We believe that Therapeutic Molecular Clusters, especially our Ag5 TMC, is headed in the exact opposite direction. We believe it has the potential to treat a wide variety of cancers, in a wide distribution of people.  TMCs are very small molecules, allowing them to diffuse freely through the body, and across the blood-brain barrier. The cellular mechanism of Ag5, our lead molecule, is novel, and it has proved effective in mouse models of KRas mutant cancer while exhibiting a low level of toxicity to the host animal.  To date, we have detected no significantly adverse toxicological signature of Ag5.

We are a catalyst. Catalysts are of immense importance in chemistry and biology. We expedite the biochemical reactions in a cancer cell in specific ways that accelerate cancer cell apoptosis. 

We believe that Therapeutic Molecular Clusters can be potential new pharmacological agents based on a number of factors.  We have shown that clusters of three atoms can augment chromatin accessibility. This effect only occurs during DNA replication. Administration of both our Therapeutic Molecular Cluster Ag3 with Cisplatin increases the cytotoxic effect of DNA-acting drugs on human lung carcinoma cells. In mice with orthotopic lung tumors, the coadministration of Ag3 increases the amount of Cisplatin (CDDP) bound to the tumor DNA by fivefold without modifying CDDP levels in normal tissues. 
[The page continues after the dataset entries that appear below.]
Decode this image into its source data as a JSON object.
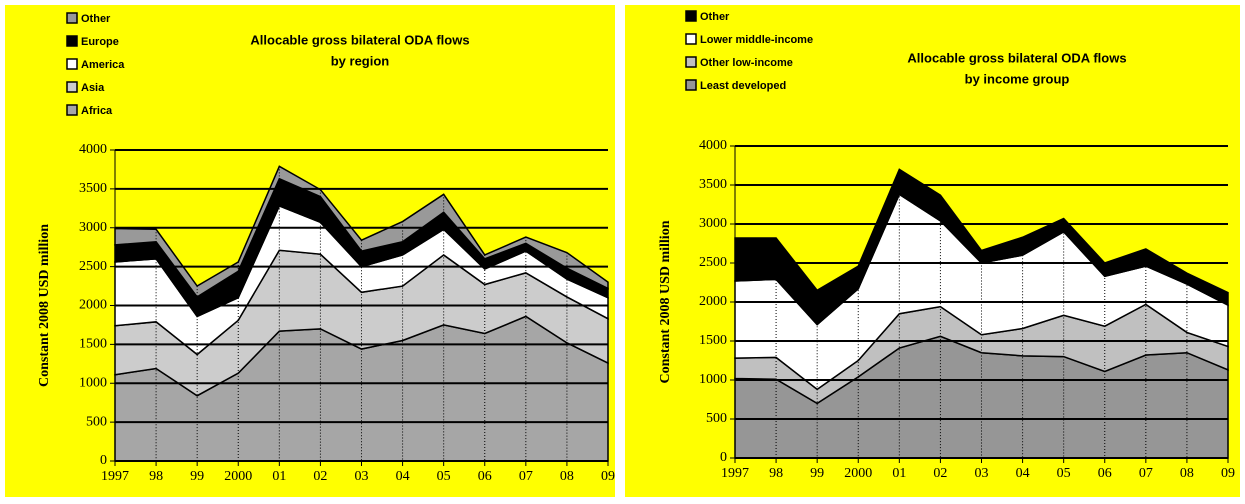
{
  "chart_data": [
    {
      "type": "stacked_area",
      "title": "Allocable gross bilateral  ODA flows",
      "subtitle": "by region",
      "y_label": "Constant 2008 USD million",
      "categories": [
        "1997",
        "98",
        "99",
        "2000",
        "01",
        "02",
        "03",
        "04",
        "05",
        "06",
        "07",
        "08",
        "09"
      ],
      "ylim": [
        0,
        4000
      ],
      "yticks": [
        0,
        500,
        1000,
        1500,
        2000,
        2500,
        3000,
        3500,
        4000
      ],
      "grid": true,
      "series": [
        {
          "name": "Africa",
          "color": "#a6a6a6",
          "values": [
            1110,
            1190,
            840,
            1130,
            1670,
            1700,
            1440,
            1550,
            1750,
            1640,
            1860,
            1520,
            1260
          ]
        },
        {
          "name": "Asia",
          "color": "#cccccc",
          "values": [
            630,
            600,
            530,
            680,
            1040,
            960,
            730,
            700,
            900,
            630,
            560,
            590,
            570
          ]
        },
        {
          "name": "America",
          "color": "#ffffff",
          "values": [
            820,
            810,
            490,
            290,
            570,
            410,
            330,
            400,
            330,
            200,
            280,
            230,
            270
          ]
        },
        {
          "name": "Europe",
          "color": "#000000",
          "values": [
            220,
            220,
            250,
            340,
            350,
            330,
            200,
            170,
            220,
            130,
            100,
            140,
            120
          ]
        },
        {
          "name": "Other",
          "color": "#999999",
          "values": [
            210,
            160,
            140,
            120,
            160,
            90,
            140,
            260,
            230,
            50,
            80,
            200,
            80
          ]
        }
      ]
    },
    {
      "type": "stacked_area",
      "title": "Allocable gross bilateral  ODA flows",
      "subtitle": "by income group",
      "y_label": "Constant 2008 USD million",
      "categories": [
        "1997",
        "98",
        "99",
        "2000",
        "01",
        "02",
        "03",
        "04",
        "05",
        "06",
        "07",
        "08",
        "09"
      ],
      "ylim": [
        0,
        4000
      ],
      "yticks": [
        0,
        500,
        1000,
        1500,
        2000,
        2500,
        3000,
        3500,
        4000
      ],
      "grid": true,
      "series": [
        {
          "name": "Least developed",
          "color": "#969696",
          "values": [
            1020,
            1010,
            700,
            1040,
            1410,
            1560,
            1350,
            1310,
            1300,
            1110,
            1320,
            1350,
            1130
          ]
        },
        {
          "name": "Other low-income",
          "color": "#c0c0c0",
          "values": [
            260,
            280,
            180,
            210,
            440,
            380,
            230,
            350,
            530,
            580,
            650,
            260,
            300
          ]
        },
        {
          "name": "Lower middle-income",
          "color": "#ffffff",
          "values": [
            990,
            1000,
            830,
            920,
            1530,
            1100,
            920,
            940,
            1070,
            640,
            490,
            620,
            530
          ]
        },
        {
          "name": "Other",
          "color": "#000000",
          "values": [
            550,
            530,
            440,
            290,
            320,
            330,
            160,
            230,
            170,
            170,
            220,
            140,
            160
          ]
        }
      ]
    }
  ]
}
As a result, CDDP coadministered with Ag3 more strongly reduces the tumor burden. Evidence of the significance of targeting chromatin compaction to increase the therapeutic index of chemotherapy is one of the future applications we are going to explore further in the new field of Therapeutic Molecular Clusters. 

We have developed TMCs, Therapeutic Molecular Clusters, as an entirely novel class of medicines to bring new solutions to unmet medical needs.